High school me would be anxious as all hell knowing I have no role model in my life; that I am aimlessly walking this Earth, enjoying life as it comes and taking the blows with grace. But he is so naive and will continue to be for a while. It is not the size of the ripples we make that give us our pride, but what others grow and turn those ripples into that does. Being at the end of my Brandeis career I am sad to be leaving the community I cherish so much, but so proud to know that Cooper, and hopefully others who have been positively influenced by me, will grow what I have done into something more beautiful than I could ever have planned or imagined.

Cooper: Well, that went by a little bit faster than anticipated, didn’t it. Already halfway done with college, saying goodbye to my dear grandfather Thomas, and moving on to the back half of my undergraduate experience.

What have I learned throughout these two years? Well, what’s stuck with me most has (expectedly) not been what I’ve learned in any classroom. What’s made the biggest impact on me as a human has been the people. That’s not to say that my professors haven’t taught me anything, I certainly didn’t know what a Java ArrayList was a year ago, but what my friends have taught me has been infinitely more valuable.

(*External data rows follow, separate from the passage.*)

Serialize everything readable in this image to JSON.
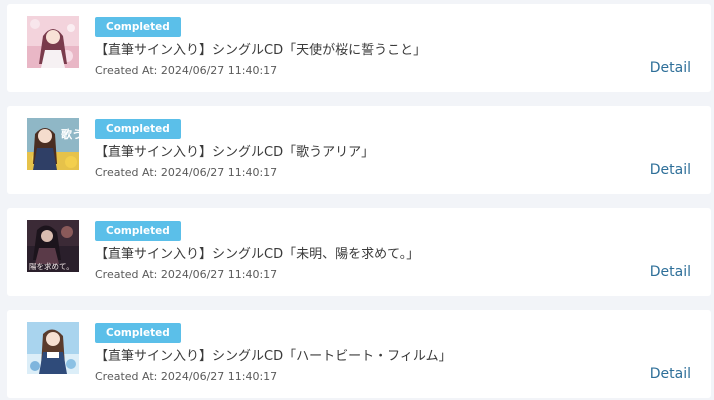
{
  "orders": [
    {
      "status": "Completed",
      "title": "【直筆サイン入り】シングルCD「天使が桜に誓うこと」",
      "created": "Created At: 2024/06/27 11:40:17",
      "detail_label": "Detail",
      "thumbnail_icon": "album-cover-pink-cherry-blossom"
    },
    {
      "status": "Completed",
      "title": "【直筆サイン入り】シングルCD「歌うアリア」",
      "created": "Created At: 2024/06/27 11:40:17",
      "detail_label": "Detail",
      "thumbnail_icon": "album-cover-aria-sunflower",
      "thumbnail_text": "歌う"
    },
    {
      "status": "Completed",
      "title": "【直筆サイン入り】シングルCD「未明、陽を求めて。」",
      "created": "Created At: 2024/06/27 11:40:17",
      "detail_label": "Detail",
      "thumbnail_icon": "album-cover-dark-night",
      "thumbnail_text": "陽を求めて。"
    },
    {
      "status": "Completed",
      "title": "【直筆サイン入り】シングルCD「ハートビート・フィルム」",
      "created": "Created At: 2024/06/27 11:40:17",
      "detail_label": "Detail",
      "thumbnail_icon": "album-cover-blue-sky"
    }
  ],
  "colors": {
    "badge": "#5bbfe9",
    "detail_link": "#2e6f99",
    "page_background": "#f2f4f8",
    "card_background": "#ffffff"
  }
}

I started writing for The Hoot on a whim, I got an errant email from sports editor and America’s Sweetheart Justin Leung ’23 asking for articles for the week, and I wrote a 1600 word article on the first week of the NFL season. That one decision, to write a silly article about a silly sport in my downtime during the beginning of my first semester, led me to a community that I wouldn’t trade for anything.

I never imagined myself being a regular writer for a newspaper, let alone being the editor-in-chief of one, but people like Thomas have made The Hoot (and all of Brandeis) a joy for me. When I came to my first production night, I immediately gravitated towards the OPs section which was led by Thomas at that point. Through a stroke of outrageous fortune, Thomas and I became friends quickly and effortlessly, and he eventually asked me to become the deputy editor for his section in the Spring. He also asked me to join the rugby team, an offer which I have considered and declined several times. I accepted his offer to work as an editor on The Hoot, though, and learned the ropes of being a section editor under Mia’s amazing guidance while Thomas was studying abroad.

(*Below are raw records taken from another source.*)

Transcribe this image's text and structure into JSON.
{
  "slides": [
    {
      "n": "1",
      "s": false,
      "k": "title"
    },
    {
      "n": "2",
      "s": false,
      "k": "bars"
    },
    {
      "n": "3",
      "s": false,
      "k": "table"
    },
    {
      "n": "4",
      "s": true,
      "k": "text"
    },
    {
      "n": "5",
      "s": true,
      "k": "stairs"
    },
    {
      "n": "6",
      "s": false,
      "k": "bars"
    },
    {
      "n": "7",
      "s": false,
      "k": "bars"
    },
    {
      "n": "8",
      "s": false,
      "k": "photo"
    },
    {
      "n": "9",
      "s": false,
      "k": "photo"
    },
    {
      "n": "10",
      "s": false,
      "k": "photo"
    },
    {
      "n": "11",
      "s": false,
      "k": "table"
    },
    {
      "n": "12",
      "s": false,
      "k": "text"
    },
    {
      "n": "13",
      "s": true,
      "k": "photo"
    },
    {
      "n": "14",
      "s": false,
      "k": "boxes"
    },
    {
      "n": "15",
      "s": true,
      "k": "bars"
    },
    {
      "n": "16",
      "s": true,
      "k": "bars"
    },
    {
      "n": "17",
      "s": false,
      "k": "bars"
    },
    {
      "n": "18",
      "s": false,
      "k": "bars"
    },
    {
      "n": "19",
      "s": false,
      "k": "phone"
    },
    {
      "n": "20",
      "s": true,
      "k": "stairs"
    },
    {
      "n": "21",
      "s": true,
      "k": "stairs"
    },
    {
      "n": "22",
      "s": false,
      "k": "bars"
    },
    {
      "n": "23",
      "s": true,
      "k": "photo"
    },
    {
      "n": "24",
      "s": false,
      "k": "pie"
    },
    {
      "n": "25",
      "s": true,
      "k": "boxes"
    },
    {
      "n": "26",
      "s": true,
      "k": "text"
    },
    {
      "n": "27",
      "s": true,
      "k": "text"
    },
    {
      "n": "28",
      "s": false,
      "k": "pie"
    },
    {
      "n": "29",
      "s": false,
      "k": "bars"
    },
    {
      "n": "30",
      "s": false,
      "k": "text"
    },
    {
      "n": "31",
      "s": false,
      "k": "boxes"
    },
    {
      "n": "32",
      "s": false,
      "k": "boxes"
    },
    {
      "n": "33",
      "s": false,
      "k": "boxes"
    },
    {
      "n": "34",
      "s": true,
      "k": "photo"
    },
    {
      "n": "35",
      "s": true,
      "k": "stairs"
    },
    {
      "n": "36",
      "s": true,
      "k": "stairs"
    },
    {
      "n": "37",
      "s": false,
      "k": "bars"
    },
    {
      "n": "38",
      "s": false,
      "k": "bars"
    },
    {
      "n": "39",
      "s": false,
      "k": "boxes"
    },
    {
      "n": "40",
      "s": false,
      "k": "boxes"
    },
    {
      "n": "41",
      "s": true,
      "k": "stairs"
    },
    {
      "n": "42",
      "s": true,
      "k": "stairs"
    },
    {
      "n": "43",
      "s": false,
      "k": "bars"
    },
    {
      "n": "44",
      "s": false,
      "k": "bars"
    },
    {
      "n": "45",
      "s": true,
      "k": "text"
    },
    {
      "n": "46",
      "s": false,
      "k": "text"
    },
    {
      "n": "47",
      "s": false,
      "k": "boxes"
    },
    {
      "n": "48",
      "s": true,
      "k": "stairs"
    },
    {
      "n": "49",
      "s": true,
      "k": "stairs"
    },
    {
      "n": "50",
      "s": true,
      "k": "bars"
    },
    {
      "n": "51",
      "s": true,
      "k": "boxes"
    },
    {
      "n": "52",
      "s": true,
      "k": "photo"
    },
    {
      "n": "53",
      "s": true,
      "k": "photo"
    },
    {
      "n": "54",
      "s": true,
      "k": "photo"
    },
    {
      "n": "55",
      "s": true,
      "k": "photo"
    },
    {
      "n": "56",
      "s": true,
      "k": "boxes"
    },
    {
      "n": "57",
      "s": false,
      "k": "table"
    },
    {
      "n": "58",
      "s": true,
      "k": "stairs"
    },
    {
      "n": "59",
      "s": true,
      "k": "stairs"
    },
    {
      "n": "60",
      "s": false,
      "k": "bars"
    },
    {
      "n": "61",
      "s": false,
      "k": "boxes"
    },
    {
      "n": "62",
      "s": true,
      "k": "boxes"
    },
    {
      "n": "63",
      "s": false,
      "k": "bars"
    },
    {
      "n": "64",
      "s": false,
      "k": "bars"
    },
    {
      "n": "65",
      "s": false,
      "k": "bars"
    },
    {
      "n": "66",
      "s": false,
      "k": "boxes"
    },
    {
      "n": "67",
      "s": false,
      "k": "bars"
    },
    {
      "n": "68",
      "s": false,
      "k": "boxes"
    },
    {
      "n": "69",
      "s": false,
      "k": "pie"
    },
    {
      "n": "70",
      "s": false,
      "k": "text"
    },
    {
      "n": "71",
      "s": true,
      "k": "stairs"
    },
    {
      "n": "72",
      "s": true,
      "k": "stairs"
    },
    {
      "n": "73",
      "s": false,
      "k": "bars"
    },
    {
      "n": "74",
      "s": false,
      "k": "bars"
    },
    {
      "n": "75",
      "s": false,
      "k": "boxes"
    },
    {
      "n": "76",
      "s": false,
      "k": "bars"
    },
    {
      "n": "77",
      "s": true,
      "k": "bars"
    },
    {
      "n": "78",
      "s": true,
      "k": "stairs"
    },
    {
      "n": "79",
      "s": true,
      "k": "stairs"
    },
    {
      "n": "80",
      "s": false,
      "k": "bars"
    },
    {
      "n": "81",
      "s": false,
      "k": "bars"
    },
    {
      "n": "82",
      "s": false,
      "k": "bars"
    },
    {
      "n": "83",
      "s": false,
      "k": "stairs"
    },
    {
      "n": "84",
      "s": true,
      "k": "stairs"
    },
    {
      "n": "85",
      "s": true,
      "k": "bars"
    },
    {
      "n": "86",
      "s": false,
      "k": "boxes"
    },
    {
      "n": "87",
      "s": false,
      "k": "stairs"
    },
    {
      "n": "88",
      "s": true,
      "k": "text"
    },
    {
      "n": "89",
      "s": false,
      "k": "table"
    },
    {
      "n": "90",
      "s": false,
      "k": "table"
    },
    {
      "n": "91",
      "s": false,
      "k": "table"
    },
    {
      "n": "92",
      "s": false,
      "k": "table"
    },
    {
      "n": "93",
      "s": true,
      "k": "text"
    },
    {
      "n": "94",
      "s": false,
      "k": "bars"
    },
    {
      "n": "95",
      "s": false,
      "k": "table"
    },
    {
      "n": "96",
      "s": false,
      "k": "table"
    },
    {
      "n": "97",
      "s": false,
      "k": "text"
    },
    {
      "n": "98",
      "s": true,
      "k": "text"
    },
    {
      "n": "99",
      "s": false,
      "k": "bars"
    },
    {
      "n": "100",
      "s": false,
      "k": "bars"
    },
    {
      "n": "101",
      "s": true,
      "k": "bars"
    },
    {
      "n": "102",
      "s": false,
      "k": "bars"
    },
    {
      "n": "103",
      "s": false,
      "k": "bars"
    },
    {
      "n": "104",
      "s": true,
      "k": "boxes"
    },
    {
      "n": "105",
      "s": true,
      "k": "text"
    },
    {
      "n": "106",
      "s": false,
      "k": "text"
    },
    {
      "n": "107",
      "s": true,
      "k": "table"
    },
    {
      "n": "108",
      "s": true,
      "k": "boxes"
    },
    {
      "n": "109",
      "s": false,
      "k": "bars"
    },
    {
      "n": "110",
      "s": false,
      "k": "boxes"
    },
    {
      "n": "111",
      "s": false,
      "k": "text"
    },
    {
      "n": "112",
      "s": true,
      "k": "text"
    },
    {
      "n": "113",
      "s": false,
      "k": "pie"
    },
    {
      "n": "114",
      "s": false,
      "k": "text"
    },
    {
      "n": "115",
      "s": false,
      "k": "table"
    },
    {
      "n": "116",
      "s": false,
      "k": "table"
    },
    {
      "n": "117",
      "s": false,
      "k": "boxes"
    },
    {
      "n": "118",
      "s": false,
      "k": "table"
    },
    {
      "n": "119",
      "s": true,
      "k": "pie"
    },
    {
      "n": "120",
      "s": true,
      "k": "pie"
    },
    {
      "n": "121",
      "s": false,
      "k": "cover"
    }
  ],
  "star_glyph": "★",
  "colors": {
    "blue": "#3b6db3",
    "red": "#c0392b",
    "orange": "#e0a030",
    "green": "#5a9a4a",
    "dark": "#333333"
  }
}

When he came back, though, Thomas became the exact kind of friend I needed at Brandeis. Someone to lift with, complain about articles with and absolutely destroy in Mario Party. Thomas has helped me come into my own both as a person and an editor. He has been kind, encouraged me to spread my wings both outside of and within The Hoot and helped me grow as a person more than he knows. It’s an honor to call him my friend and role model.

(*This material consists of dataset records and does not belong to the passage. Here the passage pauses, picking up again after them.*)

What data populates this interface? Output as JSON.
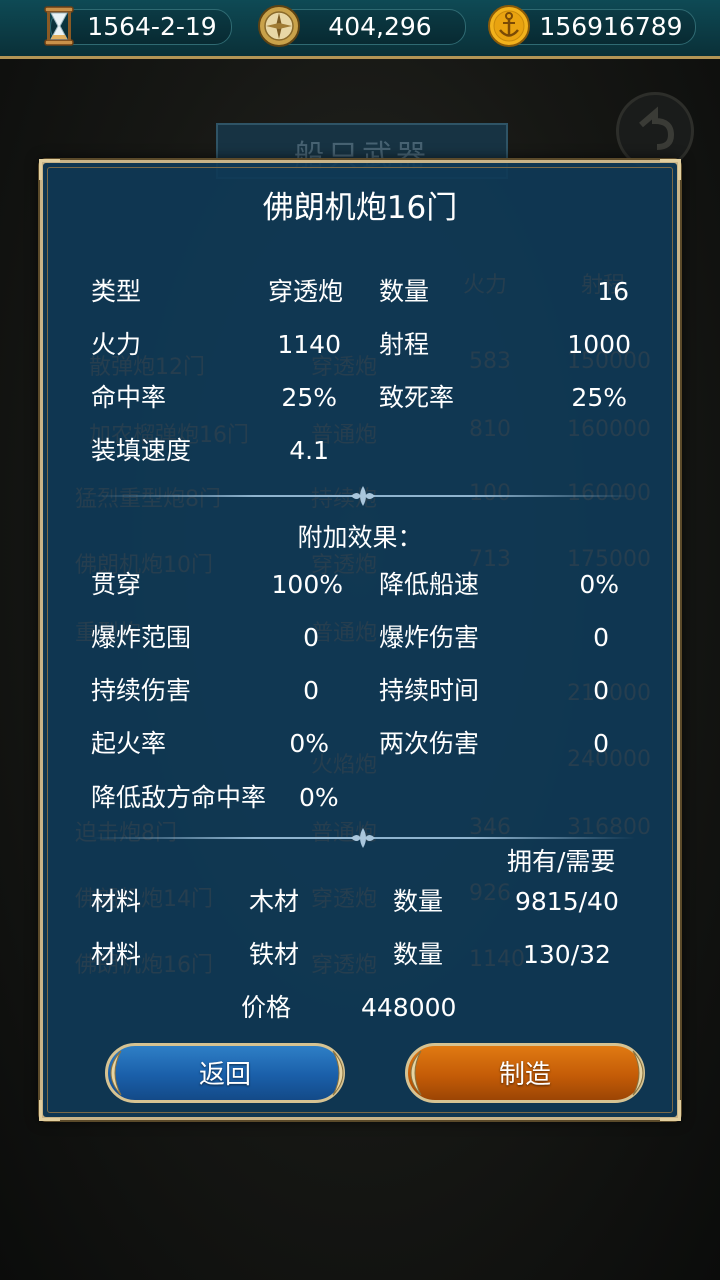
{
  "topbar": {
    "date": "1564-2-19",
    "silver": "404,296",
    "gold": "156916789",
    "icons": [
      "hourglass-icon",
      "compass-coin-icon",
      "anchor-coin-icon"
    ]
  },
  "dialog": {
    "title": "佛朗机炮16门",
    "stats": [
      {
        "label": "类型",
        "value": "穿透炮"
      },
      {
        "label": "数量",
        "value": "16"
      },
      {
        "label": "火力",
        "value": "1140"
      },
      {
        "label": "射程",
        "value": "1000"
      },
      {
        "label": "命中率",
        "value": "25%"
      },
      {
        "label": "致死率",
        "value": "25%"
      },
      {
        "label": "装填速度",
        "value": "4.1"
      }
    ],
    "extra_title": "附加效果：",
    "extras": [
      {
        "label": "贯穿",
        "value": "100%"
      },
      {
        "label": "降低船速",
        "value": "0%"
      },
      {
        "label": "爆炸范围",
        "value": "0"
      },
      {
        "label": "爆炸伤害",
        "value": "0"
      },
      {
        "label": "持续伤害",
        "value": "0"
      },
      {
        "label": "持续时间",
        "value": "0"
      },
      {
        "label": "起火率",
        "value": "0%"
      },
      {
        "label": "两次伤害",
        "value": "0"
      },
      {
        "label": "降低敌方命中率",
        "value": "0%"
      }
    ],
    "materials_header": "拥有/需要",
    "materials": [
      {
        "label": "材料",
        "name": "木材",
        "qty_label": "数量",
        "qty": "9815/40"
      },
      {
        "label": "材料",
        "name": "铁材",
        "qty_label": "数量",
        "qty": "130/32"
      }
    ],
    "price_label": "价格",
    "price": "448000",
    "back_button": "返回",
    "craft_button": "制造"
  },
  "background": {
    "banner": "船只武器",
    "ghost_rows": [
      "火力",
      "射程",
      "散弹炮12门",
      "穿透炮",
      "583",
      "150000",
      "加农榴弹炮16门",
      "普通炮",
      "810",
      "160000",
      "猛烈重型炮8门",
      "持续炮",
      "100",
      "160000",
      "佛朗机炮10门",
      "穿透炮",
      "713",
      "175000",
      "重型炮",
      "普通炮",
      "210000",
      "火焰炮",
      "240000",
      "迫击炮8门",
      "普通炮",
      "346",
      "316800",
      "佛朗机炮14门",
      "穿透炮",
      "926",
      "佛朗机炮16门",
      "穿透炮",
      "1140"
    ]
  }
}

Now, as I step into Thomas’ old role of editor-in-chief and a Hoot without one of my best friends, I feel ready. Thomas, and everyone else at The Hoot, has given me the ability to work hard (too hard, some would argue), laugh and to lead. As for hard work, Victoria Morrongiello ’23 has certainly exemplified that. That woman has written 300 articles and counting. I promise I’ll catch up someday, whether you like it or not. For laughs, I once again have Thomas to thank. My days are significantly brighter when they include you and our ongoing fake(?) relationship. For leadership, all of the seniors have shown me what to do, whether they meant to or not. Watching Victoria run around the BMC manically completing every task at once and watching every senior command respect with their words and actions has shown me how I want to lead.

To Grandpa Thomas and to all the seniors, thank you. This place won’t be the same without you, but you’ll still be in the BMC every week in everything I do as a leader.